The crazy ant was first recorded in the United States in southern Florida during the 1950s, but populations remained local, Bayless said.

In 2000, the number of reports escalated and continued to increase. In 2002, they were reported in Houston, Texas, by Tom Rasberry, a pest control operator. Thus, the common name “Rasberry crazy ant” does not imply the ants are attracted to raspberries.

“In 2009, the ant was collected on the Mississippi coast. And since that time, entomologists have been expecting the crazy ant to invade Louisiana from either the Texas population or the Mississippi population,” Bayless said.

“One homeowner was in a line with 15 others at a Home Depot recently looking for a solution to this specific ant problem,” Henderson said.

Henderson said he was told that a Home Depot employee suggested Terro Liquid Bait. “While this product is excellent, it will not curb the huge populations of this ant species,” he said.

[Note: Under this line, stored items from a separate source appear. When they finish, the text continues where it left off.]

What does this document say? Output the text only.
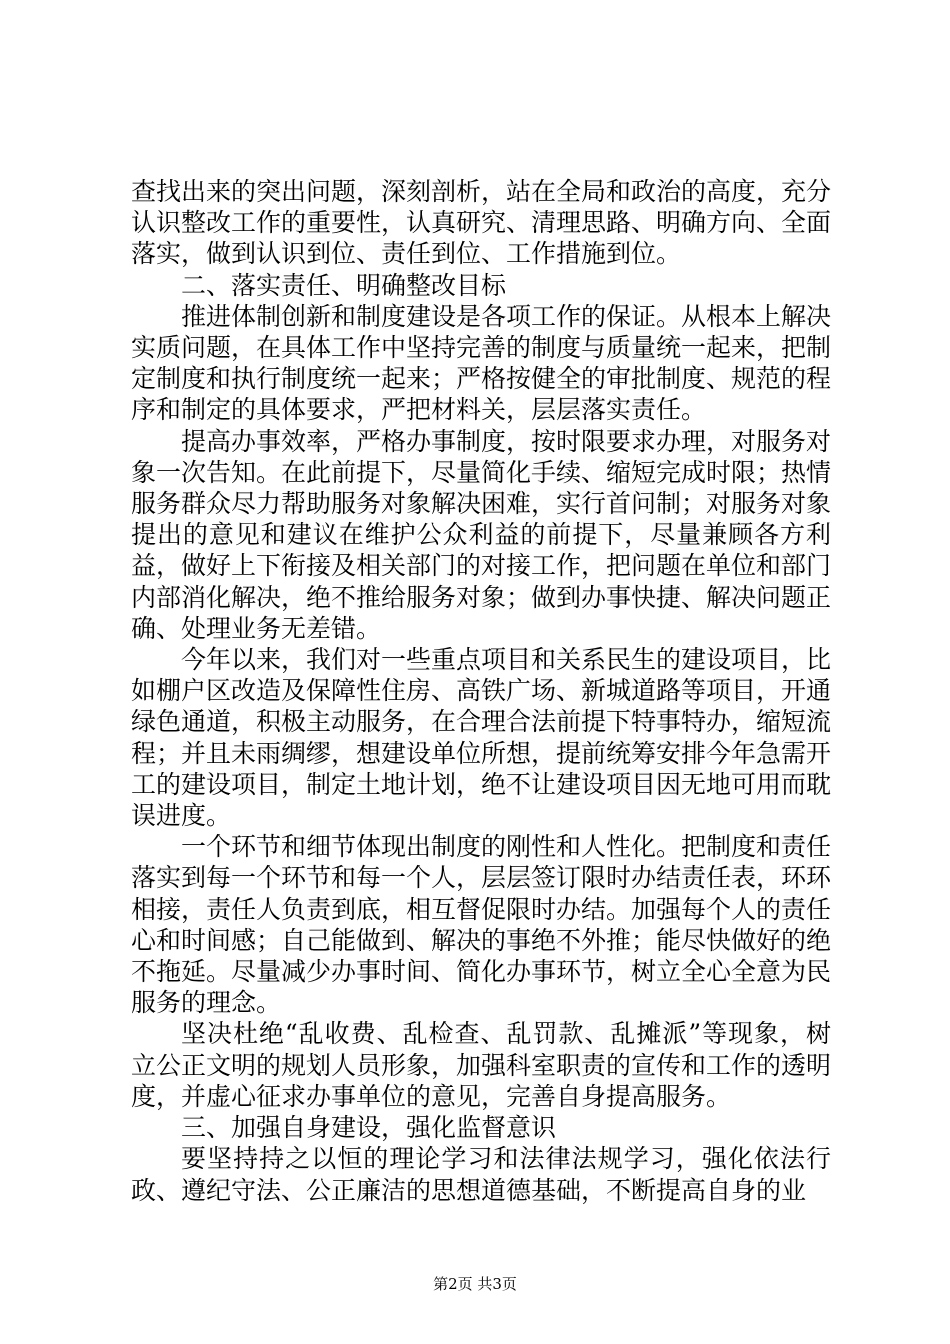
查找出来的突出问题，深刻剖析，站在全局和政治的高度，充分认识整改工作的重要性，认真研究、清理思路、明确方向、全面落实，做到认识到位、责任到位、工作措施到位。

二、落实责任、明确整改目标

推进体制创新和制度建设是各项工作的保证。从根本上解决实质问题，在具体工作中坚持完善的制度与质量统一起来，把制定制度和执行制度统一起来；严格按健全的审批制度、规范的程序和制定的具体要求，严把材料关，层层落实责任。

提高办事效率，严格办事制度，按时限要求办理，对服务对象一次告知。在此前提下，尽量简化手续、缩短完成时限；热情服务群众尽力帮助服务对象解决困难，实行首问制；对服务对象提出的意见和建议在维护公众利益的前提下，尽量兼顾各方利益，做好上下衔接及相关部门的对接工作，把问题在单位和部门内部消化解决，绝不推给服务对象；做到办事快捷、解决问题正确、处理业务无差错。

今年以来，我们对一些重点项目和关系民生的建设项目，比如棚户区改造及保障性住房、高铁广场、新城道路等项目，开通绿色通道，积极主动服务，在合理合法前提下特事特办，缩短流程；并且未雨绸缪，想建设单位所想，提前统筹安排今年急需开工的建设项目，制定土地计划，绝不让建设项目因无地可用而耽误进度。

一个环节和细节体现出制度的刚性和人性化。把制度和责任落实到每一个环节和每一个人，层层签订限时办结责任表，环环相接，责任人负责到底，相互督促限时办结。加强每个人的责任心和时间感；自己能做到、解决的事绝不外推；能尽快做好的绝不拖延。尽量减少办事时间、简化办事环节，树立全心全意为民服务的理念。

坚决杜绝“乱收费、乱检查、乱罚款、乱摊派”等现象，树立公正文明的规划人员形象，加强科室职责的宣传和工作的透明度，并虚心征求办事单位的意见，完善自身提高服务。

三、加强自身建设，强化监督意识

要坚持持之以恒的理论学习和法律法规学习，强化依法行政、遵纪守法、公正廉洁的思想道德基础，不断提高自身的业

第2页 共3页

The Louisiana Department of Agriculture and Forestry has recently allowed for a special needs treatment using the insecticide Termidor, with the active ingredient fipronil. “Pest control operators tell me this works the best,” Henderson said.

The chemical Transport, with active ingredients acetamiprid + bifenthrin, and bifrentrin, will be labeled under several trade names that are alternatives, Henderson said.

Multiple treatments are necessary to reduce ant numbers around the home, he said. “Monthly or quarterly spray treatments may be necessary.”

Henderson said homeowners should be sure to read the label and follow the instructions before applying any insecticide.